Representation, visibility and invisibility in scientific practice.
Science and technology studies scholars have long analysed the many different kinds of relations that are accomplished or dismantled in the work people do with scientific representational forms (Coopmans et al., 2014; Lynch & Woolgar, 1990). What are the key points of comparison between traditional naturalist ways of observing (Lynch & Law, 1990) and digitally mediated or enhanced ones? How are screen displays and inscription devices such as interactive maps and checklists deployed to make certain information accessible and encourage participation? Not only do data collection protocols condition the representation of the object and thus the collector’s relation to it (Charonnet, 2019), the resulting data represents phenomena in different ways. How do digital biodiversity platforms expose or enact the realities they make visible? As distributed networks, what do they consider worthy of being reported and what do they discard as insignificant information? In particular, who are the “missing masses” (Denis, 2018) in the process of digitization? To what extent are lay contributors the new, invisible technicians (Barley & Bechky, 1994; Shapin, 1989) of biodiversity science?
Infrastructure
In biodiversity, as in science generally, claims to universality rest on successful discursive linkages, coordinations and correspondences being made between disparate local practices (Bowker & Star, 1999). How do digital technologies condition massive participation and the treatment of local observations that become valid data as they are aggregated into global databases? What issues of standardization (Latour, 1987, Star, 1989, Pickering, 1992) and generification (Pollock et al., 2007; Heaton, 2018) arise as the scale and scope of these infrastructures increase? How do the chains of recording, treatment and circulation of biodiversity data relate to abstraction and the “dematerialization” and decontextualisation of naturalist sightings (Latour, 1995)? How do digital participatory science initiatives deal with frictions between the need to remain embedded in their local and societal conditions of existence in order to encourage participation (Haywood, 2014; Newman et al., 2017), and the target of interoperability and the production of reliable biodiversity data (Edwards et al., 2011)?

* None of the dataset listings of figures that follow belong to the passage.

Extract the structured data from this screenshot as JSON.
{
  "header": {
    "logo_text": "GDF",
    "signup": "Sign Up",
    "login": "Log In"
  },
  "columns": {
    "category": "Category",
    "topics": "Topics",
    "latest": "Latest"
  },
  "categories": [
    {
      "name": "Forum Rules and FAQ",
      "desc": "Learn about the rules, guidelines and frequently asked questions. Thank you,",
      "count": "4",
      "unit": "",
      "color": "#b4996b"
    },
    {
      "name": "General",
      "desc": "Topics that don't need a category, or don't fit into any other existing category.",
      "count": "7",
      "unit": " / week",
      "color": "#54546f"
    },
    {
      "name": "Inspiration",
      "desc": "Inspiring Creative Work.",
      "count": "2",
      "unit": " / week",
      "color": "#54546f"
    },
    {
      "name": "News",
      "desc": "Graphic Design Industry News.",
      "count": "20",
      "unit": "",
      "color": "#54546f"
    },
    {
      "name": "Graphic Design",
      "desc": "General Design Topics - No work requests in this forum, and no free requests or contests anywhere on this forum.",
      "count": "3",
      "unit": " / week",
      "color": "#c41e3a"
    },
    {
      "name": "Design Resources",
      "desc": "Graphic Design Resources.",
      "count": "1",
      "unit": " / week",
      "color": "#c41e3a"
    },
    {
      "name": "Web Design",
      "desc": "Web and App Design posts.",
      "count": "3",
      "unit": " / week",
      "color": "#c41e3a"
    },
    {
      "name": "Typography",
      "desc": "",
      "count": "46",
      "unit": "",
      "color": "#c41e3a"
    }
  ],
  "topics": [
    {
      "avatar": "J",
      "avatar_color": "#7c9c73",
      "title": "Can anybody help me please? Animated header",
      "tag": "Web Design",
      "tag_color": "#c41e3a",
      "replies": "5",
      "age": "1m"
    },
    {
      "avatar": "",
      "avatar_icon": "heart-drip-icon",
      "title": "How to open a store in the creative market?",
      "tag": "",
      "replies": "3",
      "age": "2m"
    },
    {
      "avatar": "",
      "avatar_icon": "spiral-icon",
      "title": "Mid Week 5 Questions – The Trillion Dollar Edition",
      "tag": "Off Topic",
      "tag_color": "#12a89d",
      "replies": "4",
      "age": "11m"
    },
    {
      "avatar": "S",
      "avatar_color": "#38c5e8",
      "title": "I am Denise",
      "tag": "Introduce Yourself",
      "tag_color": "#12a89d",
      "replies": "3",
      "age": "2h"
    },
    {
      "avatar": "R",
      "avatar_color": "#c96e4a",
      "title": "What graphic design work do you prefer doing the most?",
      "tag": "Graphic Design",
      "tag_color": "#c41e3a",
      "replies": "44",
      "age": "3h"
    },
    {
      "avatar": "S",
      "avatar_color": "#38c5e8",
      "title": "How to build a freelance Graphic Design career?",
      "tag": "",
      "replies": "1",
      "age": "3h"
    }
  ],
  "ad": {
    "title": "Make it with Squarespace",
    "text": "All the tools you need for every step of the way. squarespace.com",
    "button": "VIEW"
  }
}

Papers targeting these issues should adopt a critical, reflective perspective. In pursuing how to conceptualize “the next generation of STS encounters with digital artefacts, environments and interactions” (Vertesi & Ribes, 2019), all papers should address the ways in which digital instruments influence or shape participatory biodiversity science, its expertise and vice versa.
Deadlines and criteria:
Correspondence to: lorna.heaton at umontreal.ca and florian.charvolin at gmail.com
Abstracts of 250-300 words should summarise an argument addressing the above questions and concepts. Deadline: May 29, 2020
If the Abstract is accepted, the subsequent full paper will be due by November 1, 2020
Authors must comply with the SaC editorial guidelines for research papers; see two-page download,
https://www.tandfonline.com/action/authorSubmission?show=instructions&journalCode=csac20
The guidelines will be strictly enforced, starting from the initial evaluation of whether the submission warrants external review.